When the temperature goes UP, the LED goes OFF.


Input and Output CombinationsNon-Inverting and Inverting inputs swap places. When the temperature rises, the resistance of the thermistor goes down. The voltage at the Inverting input goes down. When it becomes less than the reference voltage the output voltage goes from 2 V to 7 V. The potential difference across the LED is now reduced to 2 V and the LED goes OFF.

When the temperature goes UP, the LED goes OFF.


Input and Output CombinationsNon-Inverting and Inverting inputs swap places and Thermistor and resistor swap places. When the temperature rises, the resistance of the thermistor goes down. The voltage at the Inverting input goes up. When it becomes more than the reference voltage the output voltage goes from 7 V to 2 V. There is a 7 V potential difference across the LED and the LED comes ON.

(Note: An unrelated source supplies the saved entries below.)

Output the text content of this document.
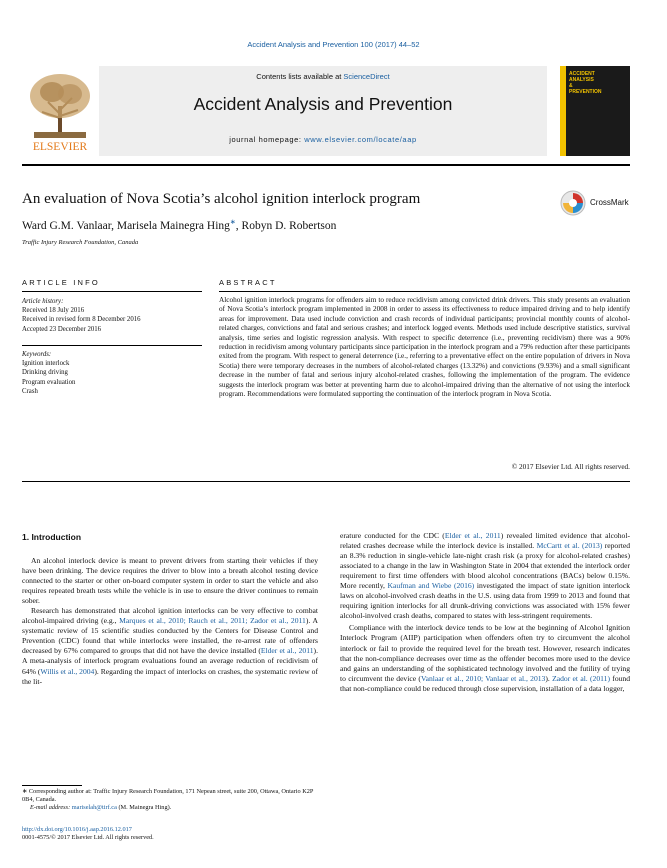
Accident Analysis and Prevention 100 (2017) 44–52
ELSEVIER
Contents lists available at ScienceDirect
Accident Analysis and Prevention
journal homepage: www.elsevier.com/locate/aap
ACCIDENT
ANALYSIS
&
PREVENTION
An evaluation of Nova Scotia’s alcohol ignition interlock program	CrossMark
Ward G.M. Vanlaar, Marisela Mainegra Hing∗, Robyn D. Robertson
Traffic Injury Research Foundation, Canada
ARTICLE INFO
Article history:
Received 18 July 2016
Received in revised form 8 December 2016
Accepted 23 December 2016
Keywords:
Ignition interlock
Drinking driving
Program evaluation
Crash
ABSTRACT
Alcohol ignition interlock programs for offenders aim to reduce recidivism among convicted drink drivers. This study presents an evaluation of Nova Scotia’s interlock program implemented in 2008 in order to assess its effectiveness to reduce impaired driving and to help identify areas for improvement. Data used include conviction and crash records of individual participants; provincial monthly counts of alcohol-related charges, convictions and fatal and serious crashes; and interlock logged events. Methods used include descriptive statistics, survival analysis, time series and logistic regression analysis. With respect to specific deterrence (i.e., preventing recidivism) there was a 90% reduction in recidivism among voluntary participants since participation in the interlock program and a 79% reduction after these participants exited from the program. With respect to general deterrence (i.e., referring to a preventative effect on the entire population of drivers in Nova Scotia) there were temporary decreases in the numbers of alcohol-related charges (13.32%) and convictions (9.93%) and a small significant decrease in the number of fatal and serious injury alcohol-related crashes, following the implementation of the program. The evidence suggests the interlock program was better at preventing harm due to alcohol-impaired driving than the alternative of not using the interlock program. Recommendations were formulated supporting the continuation of the interlock program in Nova Scotia.
© 2017 Elsevier Ltd. All rights reserved.
1. Introduction

An alcohol interlock device is meant to prevent drivers from starting their vehicles if they have been drinking. The device requires the driver to blow into a breath alcohol testing device connected to the starter or other on-board computer system in order to start the vehicle and also requires repeated breath tests while the vehicle is in use to ensure the driver continues to remain sober.

Research has demonstrated that alcohol ignition interlocks can be very effective to combat alcohol-impaired driving (e.g., Marques et al., 2010; Rauch et al., 2011; Zador et al., 2011). A systematic review of 15 scientific studies conducted by the Centers for Disease Control and Prevention (CDC) found that while interlocks were installed, the re-arrest rate of offenders decreased by 67% compared to groups that did not have the device installed (Elder et al., 2011). A meta-analysis of interlock program evaluations found an average reduction of recidivism of 64% (Willis et al., 2004). Regarding the impact of interlocks on crashes, the systematic review of the lit-

erature conducted for the CDC (Elder et al., 2011) revealed limited evidence that alcohol-related crashes decrease while the interlock device is installed. McCartt et al. (2013) reported an 8.3% reduction in single-vehicle late-night crash risk (a proxy for alcohol-related crashes) associated to a change in the law in Washington State in 2004 that extended the interlock order requirement to first time offenders with blood alcohol concentrations (BACs) below 0.15%. More recently, Kaufman and Wiebe (2016) investigated the impact of state ignition interlock laws on alcohol-involved crash deaths in the U.S. using data from 1999 to 2013 and found that requiring ignition interlocks for all drunk-driving convictions was associated with 15% fewer alcohol-involved crash deaths, compared to states with less-stringent requirements.

Compliance with the interlock device tends to be low at the beginning of Alcohol Ignition Interlock Program (AIIP) participation when offenders often try to circumvent the alcohol interlock or fail to provide the required level for the breath test. However, research indicates that the non-compliance decreases over time as the offender becomes more used to the device and gains an understanding of the sophisticated technology involved and the futility of trying to circumvent the device (Vanlaar et al., 2010; Vanlaar et al., 2013). Zador et al. (2011) found that non-compliance could be reduced through close supervision, installation of a data logger,

∗ Corresponding author at: Traffic Injury Research Foundation, 171 Nepean street, suite 200, Ottawa, Ontario K2P 0B4, Canada.
E-mail address: mariselah@tirf.ca (M. Mainegra Hing).
http://dx.doi.org/10.1016/j.aap.2016.12.017
0001-4575/© 2017 Elsevier Ltd. All rights reserved.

When the temperature goes UP, the LED comes ON.


Important Note: All of the above examples assume that the LED needs more that 2 V to conduct and that when the potential difference is 2 V then the LED is in actual fact OFF. There are some LEDs where this is not the case and 2 V is sufficient to turn them ON. In this case, placing a normal diode with a 0.7 V forward bias voltage drop in series with the LED is usually sufficient to make the circuits behave as expected. Alternatively rail to rail Op-Amps can be used.